Gaetano Savatteri

In der Sache Maddalena Pancamo

Roman
Cover: In der Sache Maddalena Pancamo
Klett-Cotta Verlag, Stuttgart 2006
ISBN 9783608937381
Gebunden, 282 Seiten, 19,50 EUR

Klappentext

Aus dem Italienischen von Annette Kopetzky. Haß und Blutrache prägen die Rivalität zwischen den Pancamo und den Pintacorona, angesehenen sizilianischen Familien. So steht es in einem Schreiben aus dem Jahr 1861. Ein Brief, dessen Gültigkeit bis in die Gegenwart reicht .
Der KGB-Offizier Wyshinskij gerät in Palermo in eine Mafia-Schießerei. Der Verletzte verschwindet, bis Jahre später in den USA ein Unbekannter auftaucht, der behauptet, Wyshinskij zu sein. Die Klärung seiner Identität führt mitten hinein in eine jahrhundertealte Familienfehde. Inmitten der Artikel, Chroniken und Dokumente, die Gaetano Savatteri vor dem Leser ausbreitet, steht der tragische Unfalltod der letzten Nachfahrin der Pancamo. Die junge Maddalena ertrank 1985 unter rätselhaften Umständen.

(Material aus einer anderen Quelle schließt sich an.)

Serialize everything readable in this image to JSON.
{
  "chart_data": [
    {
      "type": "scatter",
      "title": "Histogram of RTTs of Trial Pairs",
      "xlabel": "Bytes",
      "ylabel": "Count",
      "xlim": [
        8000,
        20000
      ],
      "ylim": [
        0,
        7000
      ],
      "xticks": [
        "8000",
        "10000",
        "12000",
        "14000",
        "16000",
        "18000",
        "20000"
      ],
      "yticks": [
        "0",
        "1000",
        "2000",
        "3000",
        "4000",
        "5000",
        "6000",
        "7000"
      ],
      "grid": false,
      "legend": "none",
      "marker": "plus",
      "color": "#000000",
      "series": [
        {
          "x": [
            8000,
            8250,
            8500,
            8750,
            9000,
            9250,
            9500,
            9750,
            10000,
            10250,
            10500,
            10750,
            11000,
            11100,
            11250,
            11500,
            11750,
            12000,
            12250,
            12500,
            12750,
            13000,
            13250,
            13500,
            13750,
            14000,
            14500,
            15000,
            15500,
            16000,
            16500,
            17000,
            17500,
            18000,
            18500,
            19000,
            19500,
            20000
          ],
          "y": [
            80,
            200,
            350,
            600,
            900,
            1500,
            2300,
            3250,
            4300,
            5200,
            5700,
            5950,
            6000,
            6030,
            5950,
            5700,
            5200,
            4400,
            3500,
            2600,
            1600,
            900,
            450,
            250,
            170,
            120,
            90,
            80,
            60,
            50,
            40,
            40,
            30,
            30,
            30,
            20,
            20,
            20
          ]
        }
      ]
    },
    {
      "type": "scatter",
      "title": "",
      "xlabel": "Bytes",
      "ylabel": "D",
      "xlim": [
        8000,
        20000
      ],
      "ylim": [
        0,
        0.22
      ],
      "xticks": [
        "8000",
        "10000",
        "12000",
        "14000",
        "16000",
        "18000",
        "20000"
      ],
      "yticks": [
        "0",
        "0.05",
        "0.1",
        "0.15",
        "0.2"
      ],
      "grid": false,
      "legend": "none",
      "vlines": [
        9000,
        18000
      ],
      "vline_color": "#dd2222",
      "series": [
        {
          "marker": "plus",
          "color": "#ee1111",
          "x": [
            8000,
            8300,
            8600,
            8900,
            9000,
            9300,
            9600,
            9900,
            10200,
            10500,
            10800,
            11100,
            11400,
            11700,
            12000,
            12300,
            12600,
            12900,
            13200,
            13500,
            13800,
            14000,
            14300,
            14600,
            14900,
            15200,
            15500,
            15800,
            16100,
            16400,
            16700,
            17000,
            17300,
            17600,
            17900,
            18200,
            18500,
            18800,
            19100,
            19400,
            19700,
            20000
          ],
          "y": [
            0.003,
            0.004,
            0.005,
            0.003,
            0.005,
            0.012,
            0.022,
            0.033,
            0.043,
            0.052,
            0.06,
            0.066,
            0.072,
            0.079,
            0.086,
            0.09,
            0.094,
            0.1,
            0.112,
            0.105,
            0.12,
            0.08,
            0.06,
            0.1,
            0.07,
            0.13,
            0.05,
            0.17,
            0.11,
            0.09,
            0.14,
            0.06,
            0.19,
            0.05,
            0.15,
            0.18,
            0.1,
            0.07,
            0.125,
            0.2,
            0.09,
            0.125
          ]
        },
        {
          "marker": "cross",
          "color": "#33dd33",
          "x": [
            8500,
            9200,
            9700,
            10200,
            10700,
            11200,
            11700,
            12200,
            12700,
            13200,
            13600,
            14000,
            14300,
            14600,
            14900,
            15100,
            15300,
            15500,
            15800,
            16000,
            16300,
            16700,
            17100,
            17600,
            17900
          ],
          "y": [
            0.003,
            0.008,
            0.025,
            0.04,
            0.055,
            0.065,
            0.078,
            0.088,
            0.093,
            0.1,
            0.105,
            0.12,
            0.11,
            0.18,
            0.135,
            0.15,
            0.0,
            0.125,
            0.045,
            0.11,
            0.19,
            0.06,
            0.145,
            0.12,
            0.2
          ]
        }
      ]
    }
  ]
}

Rezensionsnotiz zu Neue Zürcher Zeitung, 27.04.2006

Mit einem erstaunlichen Kriminalroman habe man es hier zu tun, findet Steffen Richter, der mehr zu bieten habe als eine weitere Variation der sizilianischen Familienfehde. Im Mittelpunkt steht der ungeklärte Tod der jungen Maddalena Pancamo, deren Clan seit Generationen im Clinch mit den Pintacoronas liegt. Aufgerollt wird die Handlung an der Person des Hilfsbibliothekars Leonardo Lo Nardo, dem zusätzlich ein "verschrobenes Personal" zur Seite steht. Der Autor ziehe sämtliche Register, meint der Rezensent, von der Mafia bis zu historischen Ereignissen, die ins 19. Jahrhundert zurückgehen. Unter allen literarischen Einflüssen, die eine "Philosophie der sicilianita" begründet haben, erweist der Autor nach Meinung Richters Pirandello die größte Referenz.